Tavi Gevinson teams with ex-Sassy, Jane editor for print start-up
Tavi Gevinson, the 14-year-old fashion blogger wunderkind — and subject of various Fashion Week profiles, including one in the New Yorker — is launching a magazine.
Jane Pratt, the former editor of Sassy and Jane magazines, apparently got in touch with Gevinson, and the pair are planning to start “a magazine for an audience of wallflowerly teenage girls,” Gevinson announced on her blog over the weekend.
In a post on her Style Rookie blog entitled “it’s happening,” Gevinson explained the idea:
You guys may know how I feel about Sassy. You also may know that I've been babbling about how I think our generation should get one, too. Jane Pratt, founding editor and then EIC of Sassy, also became aware, and emailed me, and we've met a couple times, and it looks like we're going to start a magazine for an audience of wallflowerly teenage girls.
Of course, it won't be Sassy (or the rebirth of Sassy, or Sassy 2.0) and nor do we want it to be. For one, you can't try to recreate something that good.
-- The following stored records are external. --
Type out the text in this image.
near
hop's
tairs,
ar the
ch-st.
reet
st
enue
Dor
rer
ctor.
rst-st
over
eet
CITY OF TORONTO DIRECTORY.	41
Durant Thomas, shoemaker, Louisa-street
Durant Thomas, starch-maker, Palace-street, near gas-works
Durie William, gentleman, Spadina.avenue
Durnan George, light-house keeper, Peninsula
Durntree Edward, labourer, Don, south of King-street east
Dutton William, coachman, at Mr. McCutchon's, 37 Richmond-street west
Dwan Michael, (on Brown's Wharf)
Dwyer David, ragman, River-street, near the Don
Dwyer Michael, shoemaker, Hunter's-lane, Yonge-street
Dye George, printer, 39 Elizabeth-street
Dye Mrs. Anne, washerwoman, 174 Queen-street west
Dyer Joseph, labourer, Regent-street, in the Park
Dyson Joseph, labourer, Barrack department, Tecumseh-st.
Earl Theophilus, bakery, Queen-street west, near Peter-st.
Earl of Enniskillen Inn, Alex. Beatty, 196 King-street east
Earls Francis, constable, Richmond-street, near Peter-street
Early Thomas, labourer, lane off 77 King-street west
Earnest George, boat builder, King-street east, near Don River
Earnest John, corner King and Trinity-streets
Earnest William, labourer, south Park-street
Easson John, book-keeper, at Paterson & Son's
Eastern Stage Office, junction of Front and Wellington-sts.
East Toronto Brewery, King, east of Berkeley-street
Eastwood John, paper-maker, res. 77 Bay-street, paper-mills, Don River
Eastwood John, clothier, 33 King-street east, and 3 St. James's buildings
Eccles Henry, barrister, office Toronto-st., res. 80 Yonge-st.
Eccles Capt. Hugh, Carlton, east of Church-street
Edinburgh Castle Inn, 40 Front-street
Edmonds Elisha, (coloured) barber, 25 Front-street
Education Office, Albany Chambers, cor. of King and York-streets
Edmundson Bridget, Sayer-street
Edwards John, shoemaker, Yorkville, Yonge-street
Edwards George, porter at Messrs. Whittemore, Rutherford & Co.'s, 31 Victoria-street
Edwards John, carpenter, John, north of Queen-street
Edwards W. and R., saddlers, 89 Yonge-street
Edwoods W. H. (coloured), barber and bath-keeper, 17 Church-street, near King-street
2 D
For another, while I can read old issues of Sassy and relate, the world has changed a bit in the past 15 or so years, and that whole Internet thing happened, and this world calls for something different. Something that will use Sassy as a point of reference for the whole teen-magazine-that-doesn't-suck thing, and something in which Jane Pratt will take part, but something that is not trying to recreate the other something a bunch of us love and don't want to see copied.
The post also called for contributors to what Gevinson admitted was a “vague” concept.
For Gevinson, a widely-read blogger, it’s an entry into the print magazine world. For Pratt, it’s a return. After serving as Sassy’s editor, Pratt launched Jane in 1997, and then exited the magazine in 2005 to follow her “wanderlust” — which led to a satellite radio show. (At one point in her post-Jane life, a rumor surfaced that Pratt was developing a print magazine with Gwen Stefani.)
Pratt was replaced by ElleGirl founding editor Brandon Holley, and the magazine folded two years later.
Nonetheless, Gevinson wrote, “I have a really good feeling about this.”